A human whole blood chemiluminescence (CL) assay was established using zymosan as cell activator. Aroclor 1254 was found to inhibit this CL response in a direct linear relation to its concentration, (50% inhibitory dose, (ID₅₀) equal to 5 × 10^-4 M) in diluted blood samples of 10 normal human subjects. In comparison the ID₅₀ of other inhibitors was 1.3 × 10^-3 M for ethylenediamine tetraacetic acid, 3.3 × 10^-3 M for ascorbic acid, 4 × 10^-3 M for reduced glutathione, 1.2 × 10^-3M for ethanol, 2.5 × 10^-1 for methanol and 3.7 × 10^-1 M for dimethyl sulfoxide. Using 12-o-tetradecanoyl-phorbol-13-acetate (TPA) as cell activator the CL response was likewise inhibited by Aroclor 1254 with an ID₅₀ of 4.5 × 10^-4 M. However, it was found that Aroclor 1254 alone has a stimulatory CL effect on otherwise unactivated cells.
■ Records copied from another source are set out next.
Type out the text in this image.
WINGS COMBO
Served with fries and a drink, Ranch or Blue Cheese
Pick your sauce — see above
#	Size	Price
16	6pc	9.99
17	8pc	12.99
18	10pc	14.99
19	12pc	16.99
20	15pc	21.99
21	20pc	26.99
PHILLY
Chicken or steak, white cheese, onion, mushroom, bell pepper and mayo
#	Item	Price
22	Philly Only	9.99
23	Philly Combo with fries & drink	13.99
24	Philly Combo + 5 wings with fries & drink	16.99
To compare the mechanisms involved in the CL elicited by the three stimulants zymosan, TPA and Aroclor 1254, the CL signal was measured in the presence of cytochalasin B. Cytochalasin B inhibited zymosan-induced CL, had a smaller inhibitory effect on TPA-induced CL but it could augment the CL response initiated by Aroclor 1254. This pattern of responses implicates Aroclor 1254 in the activation of eicosanoid metabolism as it matches the differential responses reported for arachidonic acid.     

T-Cell Chemiluminescence

The binding of mitogenic lectins phytohaemagglutinin (PHA), concanavalin A (Con A) and/or of monoclonal antibodies to different receptors such as antigen receptor complex or CD2 on human T cells generates increases in the concentrations of inositol triphosphate (IP3) and cytoplasmic free calcium. This T lymphocyte requires the delivery of two signals; the first can be provided by specific monoclonal antibodies or by mitogenic lectins, and the second by a phorbol ester, phorbol myristate acetate (PMA). In other cells such as macrophages, the rise of intracellular calcium via the generation of IP3 and stimulation of protein kinase C can activate the phospholipase A₂, a calcium-dependent enzyme. This enzyme initiates the release of reactive oxygen intermediates and metabolites of arachidonic acid. In order to know whether this other metabolic pathway can be generated in T cells, we tested the capacity of different T-cell lines and clones to produce superoxide anion after stimulation by the above-mentioned activating agents. In this paper, we demonstrate that treatment of the Jurkat human cell line with Con A, PHA, and PMA results in a significant release of reactive oxygen metabolites. Of the various T-cell lines and clones tested, only Jurkat exhibited an oxidative burst. Moreover, none of the antibodies tested (anti-CD3, anti-CD2, and anti-CD28) and known to activate T cells, and none of the immune complexes was able to mediate such an effect. The existence of an oxidative metabolism in at least one T-cell line suggests that T-cell activation may in some instances use another metabolic pathway.